To hesitate is to be proficient: acoustics and speech perception of filled pauses in spontaneous L2 Hindi speech by L1 Assamese speakers
Source
28th Conference of the Oriental COCOSDA International Committee for the Co-ordination and Standardisation of Speech Databases and Assessment Techniques (O-COCOSDA 2025)
Date Issued
2025-11-12
Author(s)
Ravi, Sridevi
Chakraborty, Joyshree
Sarmah, Priyankoo
Abstract
In this work, we present an acoustic analysis of filled pauses (FPs) produced by 24 Assamese L1 speakers of L2 Hindi, examining their relationship with perceived proficiency. Spontaneous Hindi speech was elicited and rated for proficiency by 20 native Hindi listeners on a 1−5 scale. A total of 667 FPs were extracted and analysed for type, vowel quality (F1, F2), duration, and speaker gender.

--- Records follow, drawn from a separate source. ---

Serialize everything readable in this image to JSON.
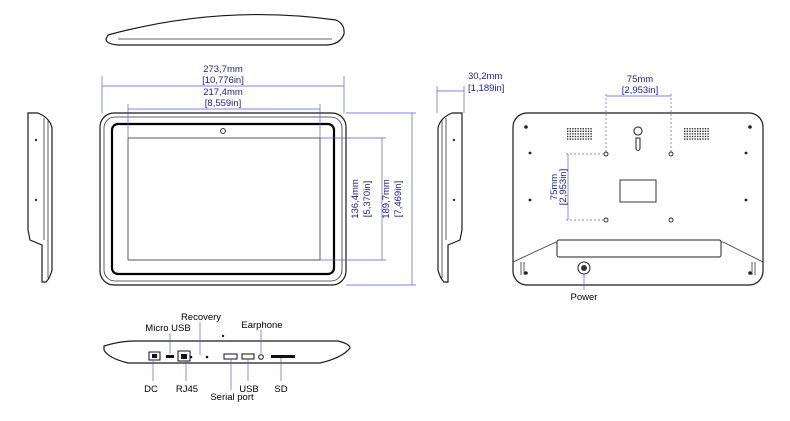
{
  "colors": {
    "dimension": "#1c1c8c",
    "dimension_line": "#5a5ad0",
    "outline": "#1a1a1a",
    "screen": "#ffffff"
  },
  "dimensions": {
    "overall_width": {
      "mm": "273,7mm",
      "in": "[10,776in]"
    },
    "screen_width": {
      "mm": "217,4mm",
      "in": "[8,559in]"
    },
    "depth": {
      "mm": "30,2mm",
      "in": "[1,189in]"
    },
    "screen_height": {
      "mm": "136,4mm",
      "in": "[5,370in]"
    },
    "overall_height": {
      "mm": "189,7mm",
      "in": "[7,469in]"
    },
    "vesa_horizontal": {
      "mm": "75mm",
      "in": "[2,953in]"
    },
    "vesa_vertical": {
      "mm": "75mm",
      "in": "[2,953in]"
    }
  },
  "labels": {
    "power": "Power",
    "micro_usb": "Micro USB",
    "recovery": "Recovery",
    "earphone": "Earphone",
    "dc": "DC",
    "rj45": "RJ45",
    "serial_port": "Serial port",
    "usb": "USB",
    "sd": "SD"
  }
}
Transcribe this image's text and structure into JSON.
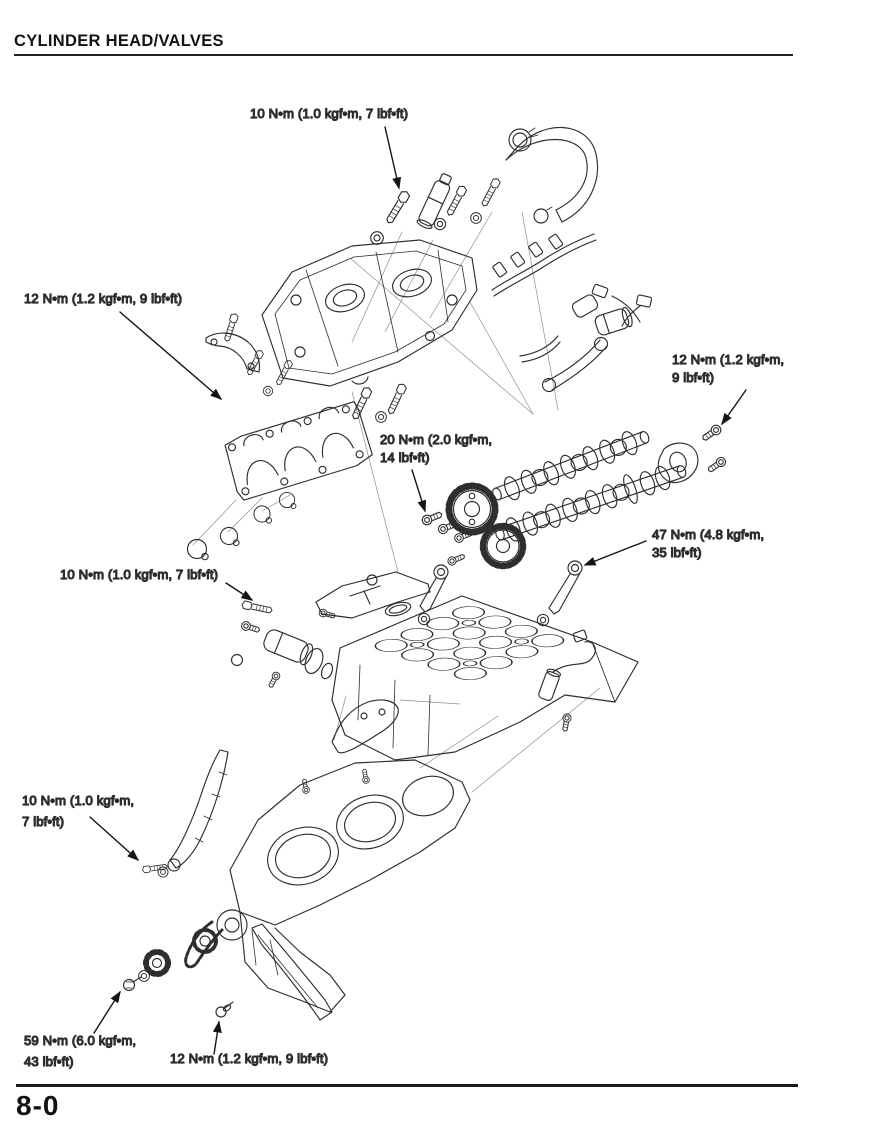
{
  "page": {
    "title": "CYLINDER HEAD/VALVES",
    "page_number": "8-0"
  },
  "callouts": [
    {
      "id": "valve-cover-bolts",
      "lines": [
        "10 N•m (1.0 kgf•m, 7 lbf•ft)"
      ]
    },
    {
      "id": "cam-holder-bolts",
      "lines": [
        "12 N•m (1.2 kgf•m, 9 lbf•ft)"
      ]
    },
    {
      "id": "cam-end-holder-bolts",
      "lines": [
        "12 N•m (1.2 kgf•m,",
        "9 lbf•ft)"
      ]
    },
    {
      "id": "cam-sprocket-bolts",
      "lines": [
        "20 N•m (2.0 kgf•m,",
        "14 lbf•ft)"
      ]
    },
    {
      "id": "cylinder-head-bolts",
      "lines": [
        "47 N•m (4.8 kgf•m,",
        "35 lbf•ft)"
      ]
    },
    {
      "id": "tensioner-lifter-bolts",
      "lines": [
        "10 N•m (1.0 kgf•m, 7 lbf•ft)"
      ]
    },
    {
      "id": "chain-tensioner-pivot-bolt",
      "lines": [
        "10 N•m (1.0 kgf•m,",
        "7 lbf•ft)"
      ]
    },
    {
      "id": "crank-sprocket-bolt",
      "lines": [
        "59 N•m (6.0 kgf•m,",
        "43 lbf•ft)"
      ]
    },
    {
      "id": "chain-guide-bolt",
      "lines": [
        "12 N•m (1.2 kgf•m, 9 lbf•ft)"
      ]
    }
  ]
}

By studying speech interaction in L2 speakers through FPs, we aim to answer pertinent questions in the discourse surrounding FPs. Are they speaker-specific, posing as an important tool for forensic science or language-specific? Results indicate a systematic proficiency-linked shift: high-rated speakers predominantly produced uhh, the central hesitation vowel in Hindi, while low-rated speakers employed a wider repertoire, including aah, the Assamese central vowel. Vowel space analysis showed that with increasing proficiency, aah tokens were fronted and centralized, reducing their acoustic distance from uhh, indicating accommodation to L2 sounds. Temporal analysis revealed that high-rated speakers produced significantly shorter and less variable FPs, whereas lower-rated speakers exhibited longer durations. These findings suggest that FPs are structured, language-specific cues that index both linguistic background and proficiency. From an applied perspective, the findings underscore the role of hesitation acoustics in enhancing automatic speech recognition.